Bernie Upton
- Full name: Bernard Peter Upton
- Date of birth: 22 September 1981 (age 43)
- Place of birth: Upper Hutt, New Zealand
- Height: 6 ft 6 in (198 cm)
- Weight: 255 lb (116 kg)

Rugby union career
- Position(s): Lock

Provincial / State sides
- Years: Team / Apps / (Points)
- 2003–06: Bay of Plenty / 38 / (0)
- 2007: Wellington / 14 / (0)
- 2008: North Harbour / 5 / (0)
- 2009–11: Connacht / ? / (?)

Super Rugby
- Years: Team / Apps / (Points)
- 2004–06: Chiefs / 22 / (5)
- 2007–08: Hurricanes / 11 / (0)

= Bernie Upton =

New Zealand rugby union player (born 1981)

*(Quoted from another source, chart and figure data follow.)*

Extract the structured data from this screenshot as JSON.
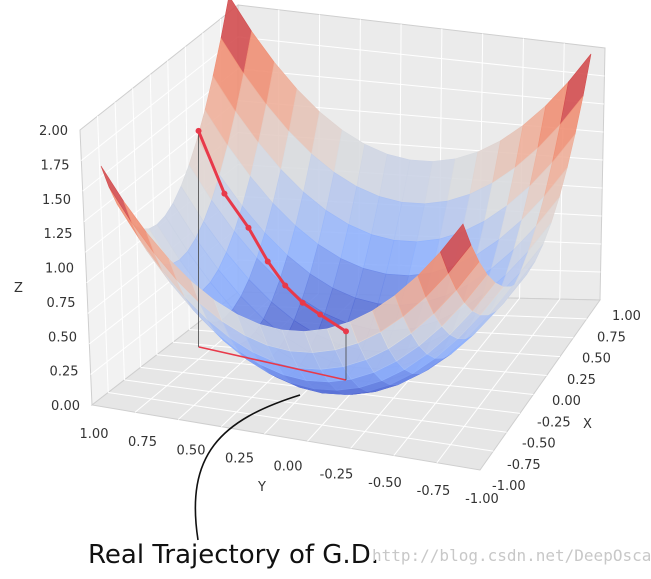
{
  "chart_data": {
    "type": "surface3d",
    "function": "z = x^2 + y^2",
    "zlabel": "Z",
    "xlabel": "X",
    "ylabel": "Y",
    "xlim": [
      -1.0,
      1.0
    ],
    "ylim": [
      -1.0,
      1.0
    ],
    "zlim": [
      0.0,
      2.0
    ],
    "z_ticks": [
      "0.00",
      "0.25",
      "0.50",
      "0.75",
      "1.00",
      "1.25",
      "1.50",
      "1.75",
      "2.00"
    ],
    "x_ticks": [
      "-1.00",
      "-0.75",
      "-0.50",
      "-0.25",
      "0.00",
      "0.25",
      "0.50",
      "0.75",
      "1.00"
    ],
    "y_ticks": [
      "1.00",
      "0.75",
      "0.50",
      "0.25",
      "0.00",
      "-0.25",
      "-0.50",
      "-0.75",
      "-1.00"
    ],
    "colormap": "coolwarm",
    "trajectory": {
      "color": "#e8394a",
      "points": [
        {
          "x": -0.1,
          "y": 0.85,
          "z": 1.6
        },
        {
          "x": -0.08,
          "y": 0.7,
          "z": 1.18
        },
        {
          "x": -0.06,
          "y": 0.56,
          "z": 0.97
        },
        {
          "x": -0.05,
          "y": 0.45,
          "z": 0.75
        },
        {
          "x": -0.04,
          "y": 0.35,
          "z": 0.6
        },
        {
          "x": -0.03,
          "y": 0.25,
          "z": 0.5
        },
        {
          "x": -0.02,
          "y": 0.15,
          "z": 0.44
        },
        {
          "x": 0.0,
          "y": 0.0,
          "z": 0.36
        }
      ]
    },
    "grid": true
  },
  "caption": "Real Trajectory of G.D.",
  "watermark": "http://blog.csdn.net/DeepOscar"
}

Bernard Peter Upton (born 22 September 1981) is a New Zealand former professional rugby union player.

==Rugby career==
Born in Upper Hutt, Upton was a Wellington secondary schools and under-19s player, but began his provincial career at the Bay of Plenty. He competed for the Chiefs from 2004 to 2006, then returned to Wellington in 2007 and had two seasons with the Hurricanes. Wellington loaned Upton out to North Harbour in 2008 and the following year he headed overseas, playing two seasons at Connacht. He finished his career with Toshiba Brave Lupus in Japan.

===International===
Upton toured Australia with the Junior All Blacks in 2005 and was in the team that won the 2006 IRB Pacific 5 Nations.